Running buggy firmware
I recently found myself in the position of debugging a firmware written in C. This firmware was running on a ARM Cortex-M4 with a fair amount of flash and RAM for a microcontroller. The source code amounted to around 10000 lines of code. The firmware relied on FreeRTOS and spawned around a dozen of tasks after initialization. It was also spawning a few more tasks from time to time that ran for short durations. With such amount of tasks, inter-task communication was a challenge and lots of locks were used, especially around shared resources.
During my first encounter with this firmware, it was mostly stable but strange bugs would appear such as corrupt data in ring buffers for no obvious reasons which would then cause other parts of the code to fail. It was really frustrating: the firmware was running fine most of the time but would then fail from time to time. To its credits, the code handled well bad situations and was often able to recover, yet this is not satisfactory.
How to find these bugs ?
I carefully analyzed the code manually and found a few bugs but I also looked for tools that could find any remaining bugs. I ended up using the following static analysis tools:
cppcheck is very simple to run on any project. You only need to give preprocessor symbols, include paths and source directory to analyze the source code. It is not very powerful but it is fast.
CodeChecker is a wrapper around clang static analyzer. It is slightly more complex to run as we first need to create the compilation database, then analyze the code. Fortunately, the documentation is good and commands are not too complex. Analysis takes more time than cppcheck though.
It is interesting to run different static analyzer on the same project because they report different warnings and errors. In my case, the project was not too large so it was possible to go through everything reported by static analysis tools. This is why, on small and medium size project, I think it is better to have too many false positive than nothing at all. In the end, it was a net positive to spend some time using these tools as I was able to find critical bugs such as several buffer overflows. However, even to this day, I am still not sure that this firmware is bug free despite spending several months fixing bugs.

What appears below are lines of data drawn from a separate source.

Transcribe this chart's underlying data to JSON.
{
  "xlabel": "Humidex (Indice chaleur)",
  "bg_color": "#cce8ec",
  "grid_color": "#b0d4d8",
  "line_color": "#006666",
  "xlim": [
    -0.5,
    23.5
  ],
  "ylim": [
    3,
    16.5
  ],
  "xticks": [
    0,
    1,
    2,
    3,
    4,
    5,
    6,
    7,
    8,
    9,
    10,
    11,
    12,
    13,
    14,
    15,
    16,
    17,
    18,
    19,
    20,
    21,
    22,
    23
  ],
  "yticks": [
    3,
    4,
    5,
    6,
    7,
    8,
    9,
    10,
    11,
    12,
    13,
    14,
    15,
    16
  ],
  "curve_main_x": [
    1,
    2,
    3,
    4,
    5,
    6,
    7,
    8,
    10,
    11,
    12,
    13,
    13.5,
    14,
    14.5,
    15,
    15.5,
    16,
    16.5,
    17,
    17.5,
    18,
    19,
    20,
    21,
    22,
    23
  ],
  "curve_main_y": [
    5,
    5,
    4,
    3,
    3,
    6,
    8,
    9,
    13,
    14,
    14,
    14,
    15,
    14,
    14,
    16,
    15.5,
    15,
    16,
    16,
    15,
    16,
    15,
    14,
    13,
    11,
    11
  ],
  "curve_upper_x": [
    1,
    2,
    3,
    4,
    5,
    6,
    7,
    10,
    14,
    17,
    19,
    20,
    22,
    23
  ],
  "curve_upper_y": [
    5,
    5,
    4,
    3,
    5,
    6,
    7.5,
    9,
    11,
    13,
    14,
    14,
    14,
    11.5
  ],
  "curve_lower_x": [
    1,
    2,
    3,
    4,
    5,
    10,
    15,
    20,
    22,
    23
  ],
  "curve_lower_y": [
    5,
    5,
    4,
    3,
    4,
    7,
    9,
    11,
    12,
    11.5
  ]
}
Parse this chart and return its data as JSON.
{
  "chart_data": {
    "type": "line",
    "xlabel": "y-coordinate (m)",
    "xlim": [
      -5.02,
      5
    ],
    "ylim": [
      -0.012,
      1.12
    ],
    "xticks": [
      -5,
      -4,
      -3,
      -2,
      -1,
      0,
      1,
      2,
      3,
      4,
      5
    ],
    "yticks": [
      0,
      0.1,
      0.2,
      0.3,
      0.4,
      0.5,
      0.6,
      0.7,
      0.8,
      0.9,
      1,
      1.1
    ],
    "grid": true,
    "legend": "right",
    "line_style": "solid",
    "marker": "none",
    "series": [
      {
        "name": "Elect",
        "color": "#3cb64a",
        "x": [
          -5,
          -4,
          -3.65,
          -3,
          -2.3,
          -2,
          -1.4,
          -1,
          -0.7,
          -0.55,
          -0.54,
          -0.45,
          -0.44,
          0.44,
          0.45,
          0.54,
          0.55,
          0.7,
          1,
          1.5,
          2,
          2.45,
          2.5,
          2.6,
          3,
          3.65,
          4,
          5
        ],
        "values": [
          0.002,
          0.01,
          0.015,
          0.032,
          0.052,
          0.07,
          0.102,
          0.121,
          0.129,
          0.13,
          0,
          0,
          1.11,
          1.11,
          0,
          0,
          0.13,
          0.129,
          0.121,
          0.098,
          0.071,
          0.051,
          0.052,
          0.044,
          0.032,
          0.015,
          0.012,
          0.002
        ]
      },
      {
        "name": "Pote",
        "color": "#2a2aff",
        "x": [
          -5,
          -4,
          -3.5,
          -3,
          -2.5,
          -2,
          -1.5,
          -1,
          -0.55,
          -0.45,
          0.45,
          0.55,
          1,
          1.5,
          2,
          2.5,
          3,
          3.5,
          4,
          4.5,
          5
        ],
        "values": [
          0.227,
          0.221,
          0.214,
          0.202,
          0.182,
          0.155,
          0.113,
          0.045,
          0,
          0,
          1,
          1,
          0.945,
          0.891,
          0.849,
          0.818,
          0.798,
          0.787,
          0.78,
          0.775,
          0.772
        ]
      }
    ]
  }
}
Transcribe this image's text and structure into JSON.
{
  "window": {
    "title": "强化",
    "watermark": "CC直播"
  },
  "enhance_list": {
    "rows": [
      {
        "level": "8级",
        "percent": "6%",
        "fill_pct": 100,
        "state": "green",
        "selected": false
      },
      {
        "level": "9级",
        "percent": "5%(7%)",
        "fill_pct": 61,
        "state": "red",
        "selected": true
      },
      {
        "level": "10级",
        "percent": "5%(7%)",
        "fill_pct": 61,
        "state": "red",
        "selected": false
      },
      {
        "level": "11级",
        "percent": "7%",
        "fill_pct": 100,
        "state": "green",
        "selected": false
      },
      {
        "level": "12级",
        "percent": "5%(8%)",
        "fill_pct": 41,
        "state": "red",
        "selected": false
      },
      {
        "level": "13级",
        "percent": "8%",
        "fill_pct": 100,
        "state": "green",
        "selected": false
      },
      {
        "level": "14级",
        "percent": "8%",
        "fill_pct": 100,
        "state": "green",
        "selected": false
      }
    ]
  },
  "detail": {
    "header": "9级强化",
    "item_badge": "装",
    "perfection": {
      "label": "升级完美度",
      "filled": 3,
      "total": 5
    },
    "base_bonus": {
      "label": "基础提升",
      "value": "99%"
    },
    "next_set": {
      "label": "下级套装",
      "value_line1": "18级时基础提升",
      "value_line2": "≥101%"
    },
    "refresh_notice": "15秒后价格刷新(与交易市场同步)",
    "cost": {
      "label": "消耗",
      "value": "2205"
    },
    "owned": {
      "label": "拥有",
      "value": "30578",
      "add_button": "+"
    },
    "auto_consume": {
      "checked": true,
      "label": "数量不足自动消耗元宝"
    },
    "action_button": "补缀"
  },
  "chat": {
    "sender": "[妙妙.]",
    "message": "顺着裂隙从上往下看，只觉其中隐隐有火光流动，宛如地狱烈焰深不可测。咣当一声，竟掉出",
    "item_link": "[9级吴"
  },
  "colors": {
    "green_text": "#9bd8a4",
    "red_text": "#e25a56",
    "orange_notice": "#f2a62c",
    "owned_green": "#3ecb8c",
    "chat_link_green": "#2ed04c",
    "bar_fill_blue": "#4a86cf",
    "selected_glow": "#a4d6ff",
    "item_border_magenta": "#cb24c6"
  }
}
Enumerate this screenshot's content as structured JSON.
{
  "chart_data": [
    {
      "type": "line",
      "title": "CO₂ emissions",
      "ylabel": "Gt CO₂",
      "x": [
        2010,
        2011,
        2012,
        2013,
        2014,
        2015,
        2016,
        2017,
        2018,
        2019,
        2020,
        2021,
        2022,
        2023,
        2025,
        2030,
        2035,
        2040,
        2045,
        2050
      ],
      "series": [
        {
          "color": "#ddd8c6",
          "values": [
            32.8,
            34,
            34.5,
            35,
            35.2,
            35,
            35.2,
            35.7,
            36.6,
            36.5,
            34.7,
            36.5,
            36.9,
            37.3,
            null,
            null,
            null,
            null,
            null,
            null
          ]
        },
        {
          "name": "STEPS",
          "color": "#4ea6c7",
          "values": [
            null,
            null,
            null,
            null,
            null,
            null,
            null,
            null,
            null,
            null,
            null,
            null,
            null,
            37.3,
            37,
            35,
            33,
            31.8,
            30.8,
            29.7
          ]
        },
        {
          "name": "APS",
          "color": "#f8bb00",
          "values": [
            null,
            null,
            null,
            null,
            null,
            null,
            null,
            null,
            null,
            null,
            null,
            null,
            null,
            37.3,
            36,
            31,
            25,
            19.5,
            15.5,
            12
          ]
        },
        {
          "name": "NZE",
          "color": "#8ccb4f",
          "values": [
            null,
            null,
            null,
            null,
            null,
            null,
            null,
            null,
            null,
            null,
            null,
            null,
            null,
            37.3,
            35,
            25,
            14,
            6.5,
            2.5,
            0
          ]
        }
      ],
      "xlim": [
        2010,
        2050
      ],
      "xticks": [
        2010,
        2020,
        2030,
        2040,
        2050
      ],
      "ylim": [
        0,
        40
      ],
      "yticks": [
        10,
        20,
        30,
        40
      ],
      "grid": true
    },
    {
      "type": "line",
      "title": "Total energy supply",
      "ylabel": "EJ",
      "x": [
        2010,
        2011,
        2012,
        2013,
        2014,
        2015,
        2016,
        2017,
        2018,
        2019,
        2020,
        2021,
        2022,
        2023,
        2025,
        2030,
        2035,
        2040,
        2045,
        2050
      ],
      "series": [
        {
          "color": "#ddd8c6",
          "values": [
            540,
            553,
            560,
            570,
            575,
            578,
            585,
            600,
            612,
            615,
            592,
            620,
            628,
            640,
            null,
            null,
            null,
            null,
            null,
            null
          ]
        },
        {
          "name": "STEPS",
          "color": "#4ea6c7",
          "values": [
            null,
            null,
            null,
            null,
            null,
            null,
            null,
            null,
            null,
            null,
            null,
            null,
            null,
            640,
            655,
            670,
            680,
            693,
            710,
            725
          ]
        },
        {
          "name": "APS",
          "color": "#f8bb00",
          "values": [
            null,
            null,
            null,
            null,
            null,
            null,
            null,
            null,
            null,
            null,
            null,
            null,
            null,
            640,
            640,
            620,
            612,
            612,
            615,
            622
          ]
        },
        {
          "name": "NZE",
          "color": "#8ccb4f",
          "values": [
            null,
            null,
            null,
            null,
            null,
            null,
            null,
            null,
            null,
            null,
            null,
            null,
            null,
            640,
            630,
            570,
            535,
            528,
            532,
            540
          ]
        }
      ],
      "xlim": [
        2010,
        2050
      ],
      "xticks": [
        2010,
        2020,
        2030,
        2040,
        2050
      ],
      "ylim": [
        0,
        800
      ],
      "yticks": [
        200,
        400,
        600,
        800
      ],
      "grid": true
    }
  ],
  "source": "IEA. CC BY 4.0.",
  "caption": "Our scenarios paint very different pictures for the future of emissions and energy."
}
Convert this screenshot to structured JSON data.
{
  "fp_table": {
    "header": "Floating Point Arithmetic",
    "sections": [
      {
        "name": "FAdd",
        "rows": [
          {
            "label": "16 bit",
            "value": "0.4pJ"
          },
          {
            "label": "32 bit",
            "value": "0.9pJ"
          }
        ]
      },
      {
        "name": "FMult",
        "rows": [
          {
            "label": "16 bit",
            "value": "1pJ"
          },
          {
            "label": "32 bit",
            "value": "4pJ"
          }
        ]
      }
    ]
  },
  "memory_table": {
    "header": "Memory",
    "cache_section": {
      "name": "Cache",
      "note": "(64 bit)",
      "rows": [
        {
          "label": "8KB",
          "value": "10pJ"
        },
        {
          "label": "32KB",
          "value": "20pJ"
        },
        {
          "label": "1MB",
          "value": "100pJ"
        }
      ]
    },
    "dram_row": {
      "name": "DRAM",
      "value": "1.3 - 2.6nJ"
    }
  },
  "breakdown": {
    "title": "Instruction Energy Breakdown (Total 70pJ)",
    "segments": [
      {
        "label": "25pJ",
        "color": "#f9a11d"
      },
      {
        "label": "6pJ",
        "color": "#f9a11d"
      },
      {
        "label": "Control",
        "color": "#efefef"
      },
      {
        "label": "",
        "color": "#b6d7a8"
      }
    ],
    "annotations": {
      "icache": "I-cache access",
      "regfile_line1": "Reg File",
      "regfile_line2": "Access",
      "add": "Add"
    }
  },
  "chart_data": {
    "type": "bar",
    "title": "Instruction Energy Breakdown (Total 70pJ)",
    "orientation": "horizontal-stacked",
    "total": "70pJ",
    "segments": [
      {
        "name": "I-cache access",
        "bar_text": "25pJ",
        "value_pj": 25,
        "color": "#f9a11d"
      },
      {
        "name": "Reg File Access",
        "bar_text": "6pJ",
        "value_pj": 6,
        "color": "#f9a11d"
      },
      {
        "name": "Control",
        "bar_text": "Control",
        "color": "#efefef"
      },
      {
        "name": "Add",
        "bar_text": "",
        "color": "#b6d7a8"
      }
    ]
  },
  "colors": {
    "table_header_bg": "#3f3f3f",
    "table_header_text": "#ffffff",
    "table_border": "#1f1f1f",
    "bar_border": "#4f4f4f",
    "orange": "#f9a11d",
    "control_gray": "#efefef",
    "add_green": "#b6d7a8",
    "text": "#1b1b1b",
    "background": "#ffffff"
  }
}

Detecting concurrency bugs
Concurrency bugs can only occur if the same piece of memory is used by more than one thread. Let’s assume we have two threads: A and B. If a variable is only used by thread A, then mo concurrency bug can occur and all reads and writes are safe. If a variable is used by threads A and B, then there is a risk of a bug everywhere we use this variable.
cppcheck and CodeChecker cannot find all bugs, especially concurrency bugs. Some tools already exist to ensure thread safety but they do not target small microcontrollers running a RTOS. On top of that, I did not have access to the hardware for a long time and could not run the firmware. Hence, any analyzer using runtime information to detect bugs were useless to me. I felt that there was a real lack of tools to detect concurrency bugs. Most of the literature focus on how to avoid bugs in the first place but, in my experience, bugs do occur regardless.
This was my main motivation for writing a tool that can detect concurrency bugs. It works by identifying all variables used by more than one task. Then, it warns the user of all occurrences in the code of those shared variables. It is up to the user to manually triage the output of this tool to determine if each warning is a bug or not. I think this approach is viable because the flash size on microcontrollers limits the firmware size. Hence, I do not expect this tool to run on large code base.
How do we find shared variables ?
The algorithm is quite simple:
- List all global variables
- Build call graph for all tasks
- For each global variable: check if it is present in the call graph of each task.
If a global variable is present in more than one call graph, then it is shared.
This is not too difficult to implement but it requires on using a parser for the C language. There are several options: cflow or sparse.
Reducing false positives
Once we have a list of global shared variables, we can start trying to cut down this list to eliminate obvious false positives. For instance, if a variable is only used in thread-safe functions, then no concurrency bug can occur. This is a common case for data structures such as queues or ring buffers. FreeRTOS provides such an API for queues.
Note that this tool does not take into account locks because it is not easy to determine for each statement whether a lock is acquired or not. To keep this tool simple, I chose to ignore locks.
Current implementation
This is still a work in progress. To get quick results, I wrote the logic in Python and relied heavily on existing programs. I am using cflow to build the call graph for each task. To find global variables, I modified a little bit smatch by creating a new check that analyses each expression and writes its results in an external file in JSON format. I have not published yet my work.
I am thinking about rewriting everything in C using only sparse. It would make a lot easier to distribute this tool but while I am still in an exploratory phase but this is not my priority.